Cloud Operations vRealize Operations

Capacity Management in SDDC – Part 7

In Part 5, I explained a new concept, where we use Contention as the basis of Capacity Management in SDDC. In Part 6, I provided the super metric equation for each charts. In this part, I will provide example of the super metric formula and dashboard screenshots.

Tier 1 (Highest)

To recap, we need to create line charts showing the following:

  1. The total number of vCPU left in the cluster.
  2. The total number of vRAM left in the cluster.
  3. Total number of VM left in the cluster.
  4. The maximum and average storage latency experience by any VM in the cluster
  5. Disk capacity left in the datastore cluster.

The screenshot below shows the super metric formula to get the total number of vCPU left in the cluster.

Tier 1 - No of vCPU left in a cluster after HA

Copy-paste the formula below:

${this, metric=cpu|alloc|actual.capacity} *
(

( ${this, metric=summary|number_running_hosts} – 1 ) /
${this, metric=summary|number_running_hosts}
)
– ${this, metric=summary|number_running_vcpus}

In logic, the formula is Supply – Demand, where:

  • Supply = No of Physical Cores in Cluster x ((No of Hosts – 1) / No of Hosts)
  • Demand = No of running vCPU in cluster

I have to assume there is 1 HA host in the cluster. If you have 2, replace 1 with 2 in the formula above.

I have to calculate the supply manually as vRealize Operations does not have a metric for No of Hosts – HA. Actually, it does, but the metric cannot be enabled.

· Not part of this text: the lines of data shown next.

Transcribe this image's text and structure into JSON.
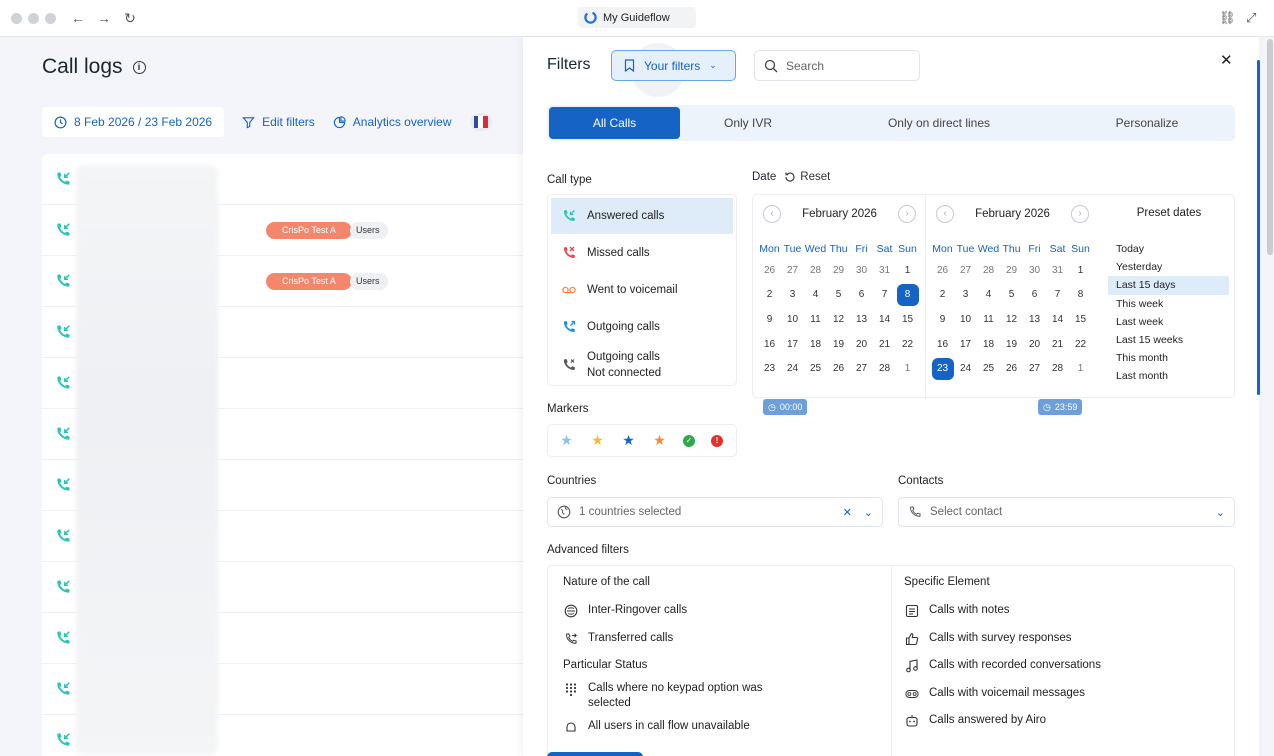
{
  "browser": {
    "tab_title": "My Guideflow"
  },
  "page": {
    "title": "Call logs",
    "date_range": "8 Feb 2026 / 23 Feb 2026",
    "edit_filters": "Edit filters",
    "analytics_overview": "Analytics overview",
    "flag_colors": [
      "#2b4ea1",
      "#ffffff",
      "#e1293a"
    ],
    "rows": [
      {
        "team": "",
        "users": ""
      },
      {
        "team": "CrisPo Test A",
        "users": "Users"
      },
      {
        "team": "CrisPo Test A",
        "users": "Users"
      },
      {
        "team": "",
        "users": ""
      },
      {
        "team": "",
        "users": ""
      },
      {
        "team": "",
        "users": ""
      },
      {
        "team": "",
        "users": ""
      },
      {
        "team": "",
        "users": ""
      },
      {
        "team": "",
        "users": ""
      },
      {
        "team": "",
        "users": ""
      },
      {
        "team": "",
        "users": ""
      },
      {
        "team": "",
        "users": ""
      }
    ]
  },
  "filters": {
    "title": "Filters",
    "your_filters": "Your filters",
    "search_placeholder": "Search",
    "tabs": [
      "All Calls",
      "Only IVR",
      "Only on direct lines",
      "Personalize"
    ],
    "call_type_label": "Call type",
    "call_types": [
      {
        "label": "Answered calls",
        "icon": "answered-call-icon",
        "color": "#2ec4b6"
      },
      {
        "label": "Missed calls",
        "icon": "missed-call-icon",
        "color": "#e5484d"
      },
      {
        "label": "Went to voicemail",
        "icon": "voicemail-icon",
        "color": "#f08a3e"
      },
      {
        "label": "Outgoing calls",
        "icon": "outgoing-call-icon",
        "color": "#1a8fe3"
      },
      {
        "label": "Outgoing calls",
        "label2": "Not connected",
        "icon": "outgoing-not-connected-icon",
        "color": "#555555"
      }
    ],
    "date_label": "Date",
    "reset_label": "Reset",
    "calendar_left": {
      "month": "February 2026",
      "selected": "8",
      "time": "00:00"
    },
    "calendar_right": {
      "month": "February 2026",
      "selected": "23",
      "time": "23:59"
    },
    "weekdays": [
      "Mon",
      "Tue",
      "Wed",
      "Thu",
      "Fri",
      "Sat",
      "Sun"
    ],
    "weeks": [
      [
        "26",
        "27",
        "28",
        "29",
        "30",
        "31",
        "1"
      ],
      [
        "2",
        "3",
        "4",
        "5",
        "6",
        "7",
        "8"
      ],
      [
        "9",
        "10",
        "11",
        "12",
        "13",
        "14",
        "15"
      ],
      [
        "16",
        "17",
        "18",
        "19",
        "20",
        "21",
        "22"
      ],
      [
        "23",
        "24",
        "25",
        "26",
        "27",
        "28",
        "1"
      ]
    ],
    "preset_title": "Preset dates",
    "presets": [
      "Today",
      "Yesterday",
      "Last 15 days",
      "This week",
      "Last week",
      "Last 15 weeks",
      "This month",
      "Last month"
    ],
    "preset_selected": "Last 15 days",
    "markers_label": "Markers",
    "markers": [
      {
        "icon": "star-light-blue-icon",
        "color": "#8fc1ec",
        "glyph": "★"
      },
      {
        "icon": "star-yellow-icon",
        "color": "#f4b740",
        "glyph": "★"
      },
      {
        "icon": "star-blue-icon",
        "color": "#1463c5",
        "glyph": "★"
      },
      {
        "icon": "star-orange-icon",
        "color": "#f08a3e",
        "glyph": "★"
      },
      {
        "icon": "check-green-icon",
        "color": "#2fa84f",
        "glyph": "✓"
      },
      {
        "icon": "alert-red-icon",
        "color": "#e5302a",
        "glyph": "!"
      }
    ],
    "countries_label": "Countries",
    "countries_value": "1 countries selected",
    "contacts_label": "Contacts",
    "contacts_placeholder": "Select contact",
    "advanced_label": "Advanced filters",
    "nature_title": "Nature of the call",
    "nature_items": [
      "Inter-Ringover calls",
      "Transferred calls"
    ],
    "status_title": "Particular Status",
    "status_items": [
      "Calls where no keypad option was",
      "selected",
      "All users in call flow unavailable"
    ],
    "specific_title": "Specific Element",
    "specific_items": [
      "Calls with notes",
      "Calls with survey responses",
      "Calls with recorded conversations",
      "Calls with voicemail messages",
      "Calls answered by Airo"
    ]
  }
}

If you find the formula complex, you can actually split them into 2 super metrics first. Work out Supply, then work out Demand. Let me use the RAM as example.

The screenshot below shows the super metric formula to get the total RAM supply. It is the total RAM in the cluster, after we take into account HA. I have to divide the number by 1024, then again by 2014, to convert from KB to GB.

Notice I always preview it. It’s important to build the habit of always verifying that your formula is correct.

Tier 1 - Total physical RAM capacity in a cluster after HA

Once the Supply side is done, I worked on the Demand side. The following screenshot shows the demand.

Tier 1 - Total VM vRAM configured in a cluster

Once I verified that both are correct, it’s a matter of combining them together.

Tier 1 - Total vRAM left in a cluster after HA

You can copy paste the formula below:

(
${this, metric=mem|alloc|actual.capacity} /1024 /1024 *
(
(
${this, metric=summary|number_running_hosts} – 1 ) /
${this, metric=summary|number_running_hosts} )
) –
(

Sum (${adapterkind=VMWARE, resourcekind=VirtualMachine, attribute=mem|guest_provisioned, depth=2}) /
1024/1024)

The screenshot below shows the super metric formula to get the total number of VM left in the cluster. I have to hardcode the maximum number that I allowed.

No of VM left in the cluster

The screenshot below shows the super metric formula to get the Maximum latency of all the VMs in the cluster. I’ve chosen at Virtual Disk level, so it does not matter whether it is VMFS, VMFS, NFS or VSAN.

To create the Average latency super metric, you just need to replace the string Max with Avg in the formula.

super metric - vDisk

You can copy paste the formula below:

Max ( ${adapterkind=VMWARE, resourcekind=VirtualMachine, attribute=virtualDisk|totalLatency, depth=2 } )

The screenshot below shows the super metric formula to get the total number of disk capacity left in the cluster. This is based on Thin Provisioning consumption.

You can copy paste the formula below:

sum( ${adapterkind=VMWARE, resourcekind=Datastore, attribute=capacity|available_space, depth=1} )

For Thick Provision, use the following super metric:

super metric - Disk - space left in datastore cluster - thick

You can copy paste the formula below:

Sum
(
${adapterkind=VMWARE, resourcekind=Datastore, attribute=capacity|total_capacity, depth=1}
) –
Sum
(
${adapterkind=VMWARE, resourcekind=Datastore, attribute=capacity|consumer_provisioned, depth=1}
)

Last but not least, do not forget to include buffer for snapshot. This can be 20%, depending on your environment.

I hope you find the article useful for Capacity Management in SDDC. In part 8 (scheduled later this month), I will cover the super metrics for Tier 2 & 3, and for Network.